Vegans also experience a higher risk for an essential omega-3 fatty acid deficiency, especially EPA and DHA, even if they consume plant sources of these nutrients. DHA, in particular, is vital for proper brain function and cognition. Without these omega-3 fatty acids, you may experience brain fog and memory issues. Vegetarians and pescatarians can consume omega-3 fatty acids more easily via eggs and seafood.
It's important to note that many of these nutritional deficiencies can be resolved through thoughtful care. For instance, the Vegan Society recommends that people following this diet get their vitamin B12 through fortified foods and supplements, as these are the most reliable sources of B12 for vegans.

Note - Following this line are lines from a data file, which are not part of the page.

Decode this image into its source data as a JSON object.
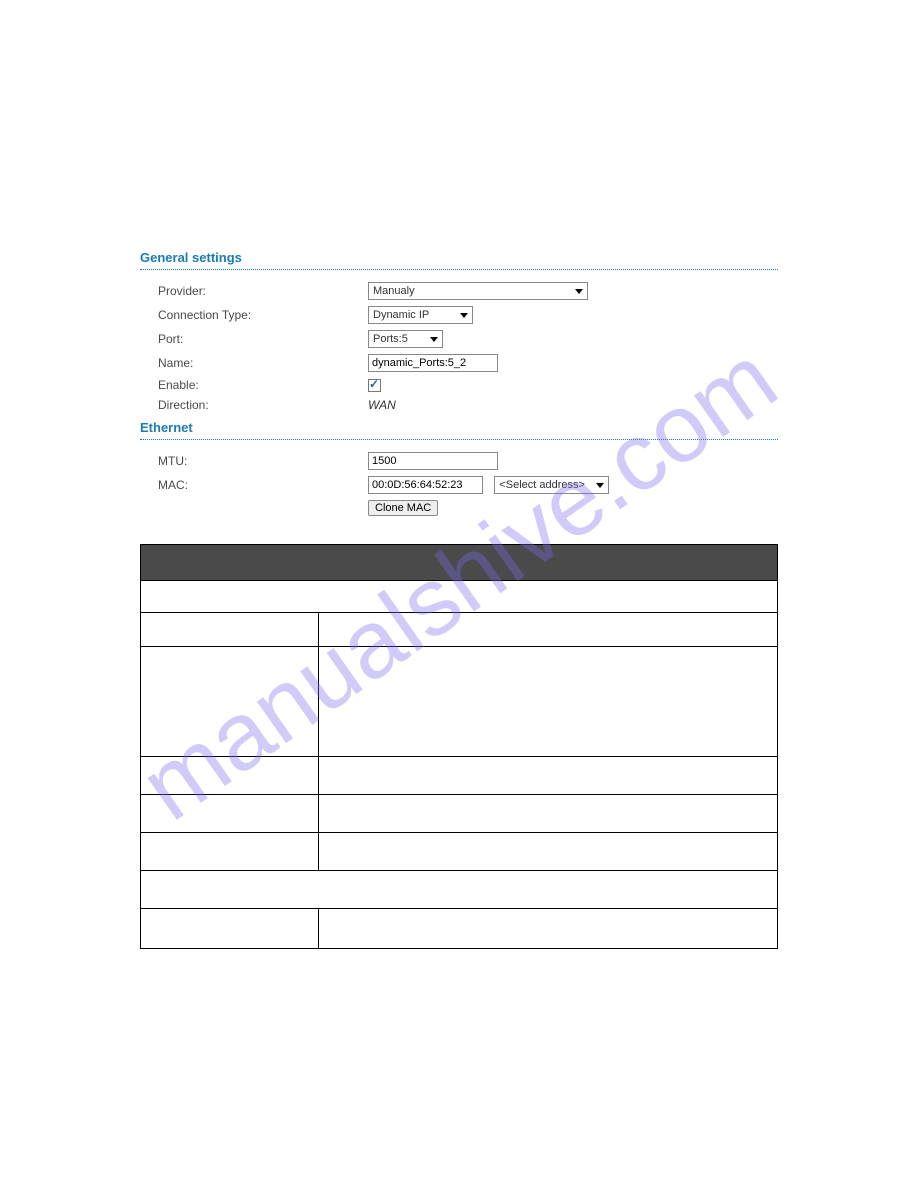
{
  "watermark": "manualshive.com",
  "sections": {
    "general": {
      "title": "General settings",
      "provider": {
        "label": "Provider:",
        "value": "Manualy"
      },
      "connection_type": {
        "label": "Connection Type:",
        "value": "Dynamic IP"
      },
      "port": {
        "label": "Port:",
        "value": "Ports:5"
      },
      "name": {
        "label": "Name:",
        "value": "dynamic_Ports:5_2"
      },
      "enable": {
        "label": "Enable:",
        "checked": true
      },
      "direction": {
        "label": "Direction:",
        "value": "WAN"
      }
    },
    "ethernet": {
      "title": "Ethernet",
      "mtu": {
        "label": "MTU:",
        "value": "1500"
      },
      "mac": {
        "label": "MAC:",
        "value": "00:0D:56:64:52:23",
        "select_placeholder": "<Select address>",
        "clone_label": "Clone MAC"
      }
    }
  },
  "table": {
    "header": "",
    "rows": [
      {
        "type": "caption",
        "span": 2
      },
      {
        "type": "header"
      },
      {
        "type": "tall"
      },
      {
        "type": "med"
      },
      {
        "type": "med"
      },
      {
        "type": "med"
      },
      {
        "type": "section",
        "span": 2
      },
      {
        "type": "last"
      }
    ]
  }
}
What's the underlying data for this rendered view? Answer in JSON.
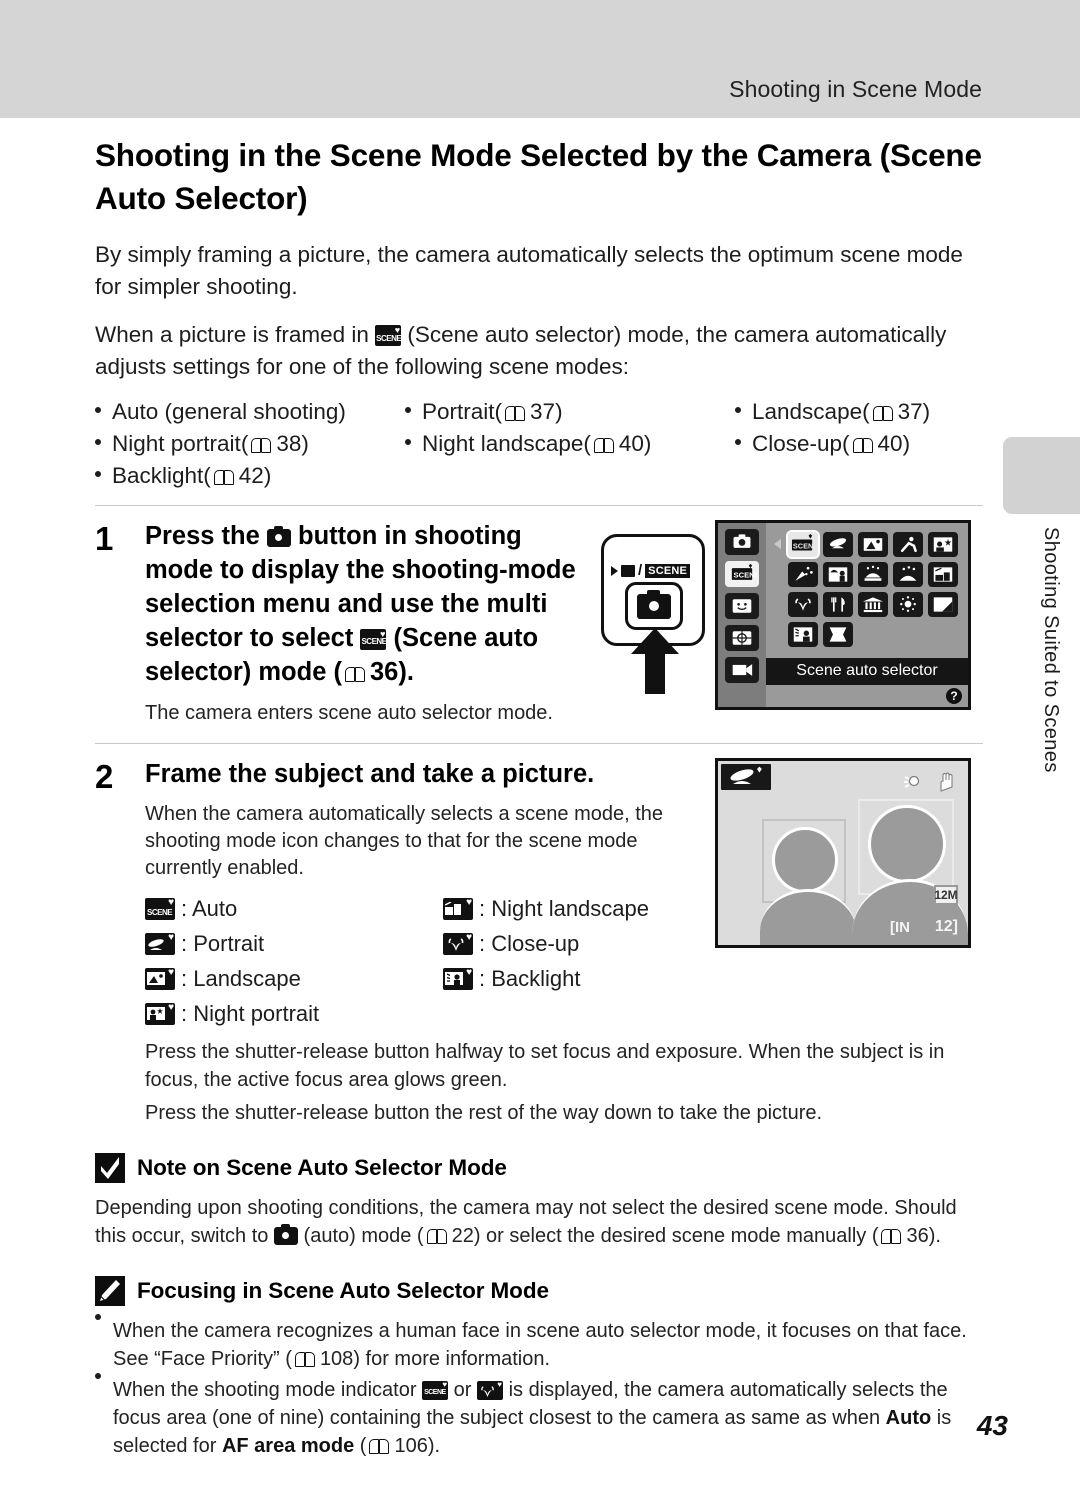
{
  "header": {
    "running_title": "Shooting in Scene Mode"
  },
  "side_tab": {
    "label": "Shooting Suited to Scenes"
  },
  "page": {
    "number": "43",
    "title": "Shooting in the Scene Mode Selected by the Camera (Scene Auto Selector)",
    "intro_1": "By simply framing a picture, the camera automatically selects the optimum scene mode for simpler shooting.",
    "intro_2_part1": "When a picture is framed in",
    "intro_2_part2": "(Scene auto selector) mode, the camera automatically adjusts settings for one of the following scene modes:"
  },
  "mode_list": [
    {
      "label": "Auto (general shooting)",
      "ref": ""
    },
    {
      "label": "Portrait",
      "ref": "37"
    },
    {
      "label": "Landscape",
      "ref": "37"
    },
    {
      "label": "Night portrait",
      "ref": "38"
    },
    {
      "label": "Night landscape",
      "ref": "40"
    },
    {
      "label": "Close-up",
      "ref": "40"
    },
    {
      "label": "Backlight",
      "ref": "42"
    }
  ],
  "step1": {
    "number": "1",
    "title_a": "Press the",
    "title_b": "button in shooting mode to display the shooting-mode selection menu and use the multi selector to select",
    "title_c": "(Scene auto selector) mode (",
    "title_ref": "36",
    "title_d": ").",
    "sub": "The camera enters scene auto selector mode.",
    "button_art": {
      "movie_scene_label": "SCENE",
      "slash": "/"
    },
    "lcd": {
      "selected_label": "Scene auto selector",
      "help_glyph": "?",
      "sidebar_icons": [
        "camera-auto-icon",
        "scene-auto-selector-icon",
        "smart-portrait-icon",
        "subject-tracking-icon",
        "movie-icon"
      ],
      "grid_icons": [
        "scene-auto-selector",
        "portrait",
        "landscape",
        "sports",
        "night-portrait",
        "party-indoor",
        "beach",
        "snow",
        "sunset",
        "dusk-dawn",
        "close-up",
        "food",
        "museum",
        "fireworks",
        "copy",
        "backlight",
        "panorama-assist"
      ]
    }
  },
  "step2": {
    "number": "2",
    "title": "Frame the subject and take a picture.",
    "sub": "When the camera automatically selects a scene mode, the shooting mode icon changes to that for the scene mode currently enabled.",
    "legend_left": [
      {
        "icon": "scene-auto-icon",
        "label": ": Auto"
      },
      {
        "icon": "portrait-icon",
        "label": ": Portrait"
      },
      {
        "icon": "landscape-icon",
        "label": ": Landscape"
      },
      {
        "icon": "night-portrait-icon",
        "label": ": Night portrait"
      }
    ],
    "legend_right": [
      {
        "icon": "night-landscape-icon",
        "label": ": Night landscape"
      },
      {
        "icon": "close-up-icon",
        "label": ": Close-up"
      },
      {
        "icon": "backlight-icon",
        "label": ": Backlight"
      }
    ],
    "para_1": "Press the shutter-release button halfway to set focus and exposure. When the subject is in focus, the active focus area glows green.",
    "para_2": "Press the shutter-release button the rest of the way down to take the picture.",
    "live_view": {
      "mode_icon": "portrait-mode-icon",
      "image_size": "12M",
      "memory": "IN",
      "shots_remaining": "12"
    }
  },
  "note_1": {
    "icon": "caution-check-icon",
    "title": "Note on Scene Auto Selector Mode",
    "text_a": "Depending upon shooting conditions, the camera may not select the desired scene mode. Should this occur, switch to",
    "text_b": "(auto) mode (",
    "ref_1": "22",
    "text_c": ") or select the desired scene mode manually (",
    "ref_2": "36",
    "text_d": ")."
  },
  "note_2": {
    "icon": "pencil-note-icon",
    "title": "Focusing in Scene Auto Selector Mode",
    "bullets": [
      {
        "text_a": "When the camera recognizes a human face in scene auto selector mode, it focuses on that face. See “Face Priority” (",
        "ref": "108",
        "text_b": ") for more information."
      },
      {
        "text_a": "When the shooting mode indicator",
        "text_or": "or",
        "text_b": "is displayed, the camera automatically selects the focus area (one of nine) containing the subject closest to the camera as same as when",
        "bold_1": "Auto",
        "text_c": "is selected for",
        "bold_2": "AF area mode",
        "text_d": "(",
        "ref": "106",
        "text_e": ")."
      }
    ]
  }
}
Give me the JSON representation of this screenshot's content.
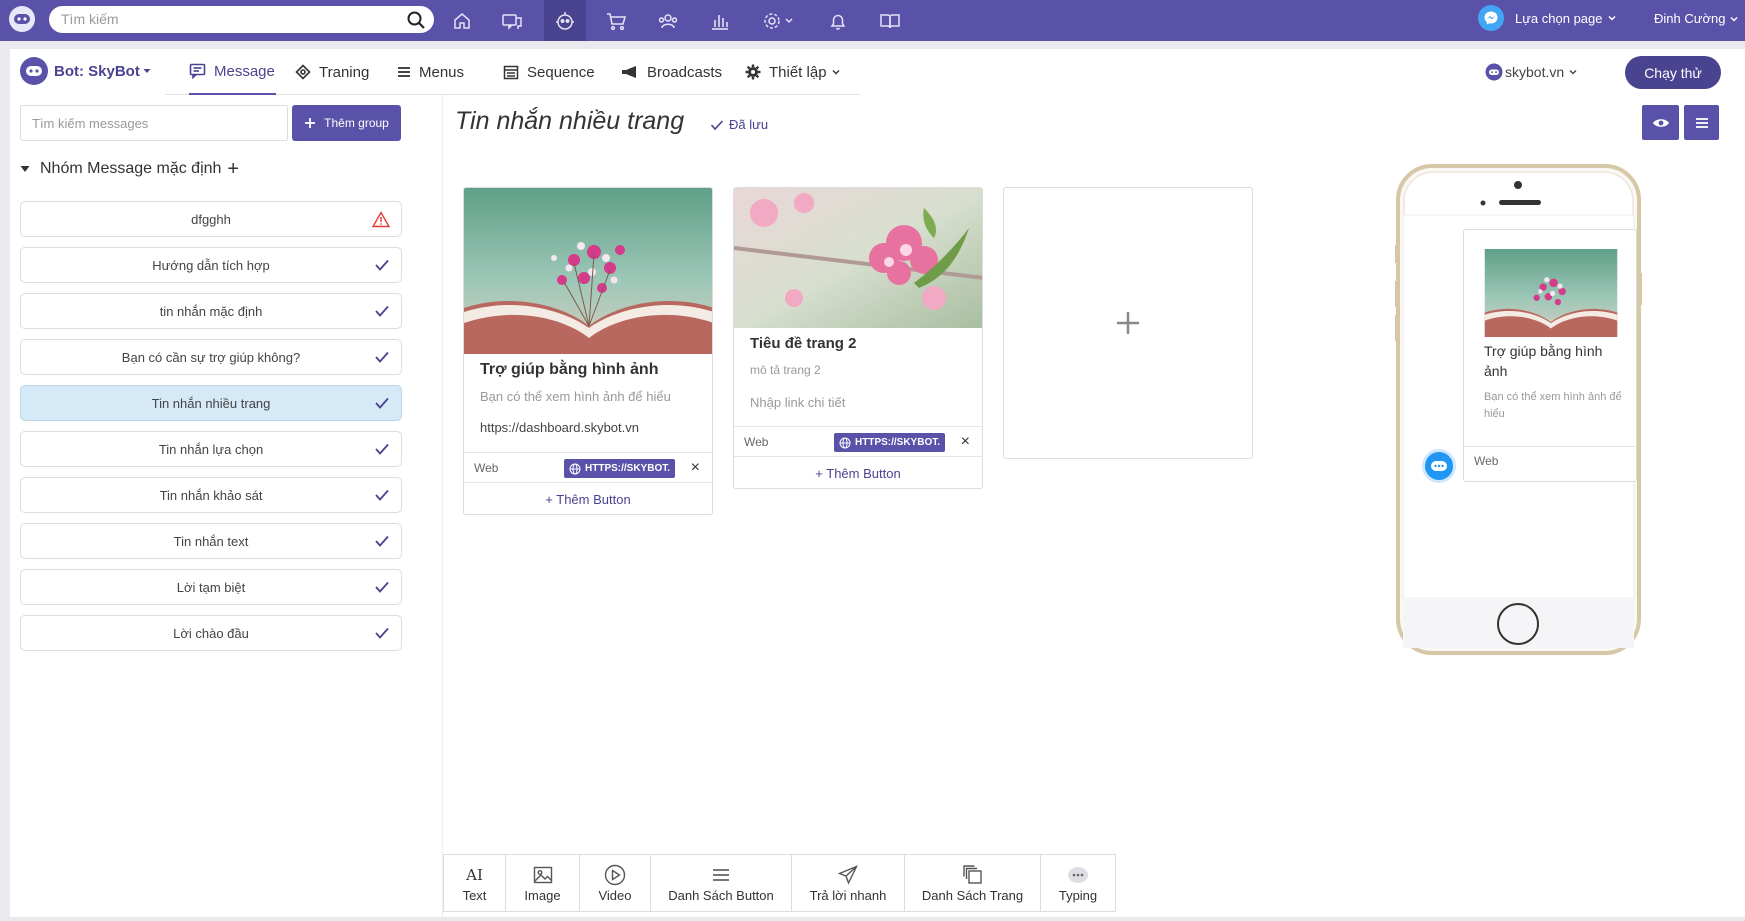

One 2019 study of 1,454 adults in South America showed that participants identifying as vegan had healthier diets and lifestyle patterns than other vegetarians. This group was more likely to exercise regularly, drink enough water, and get regular exposure to sunlight. The proportion of household income spent on food was also drastically lower among vegans than in participants with other dietary patterns.
If you're not sure if going vegan is right for you, start by talking with your doctor.
Here are some quick tips to help you get started with any plant-based diet:
Fill half your plate with vegetables. You can also eat vegetables as a snack with hummus, salsa, or guacamole.
The fats in olive oil, nuts, seeds, and avocados are healthier than those in butter. This quick and easy swap can help with your cholesterol levels.
Start your day with whole grains like oatmeal, quinoa, or buckwheat. To sweeten your meal, you can top these grains with fresh or diet fruit.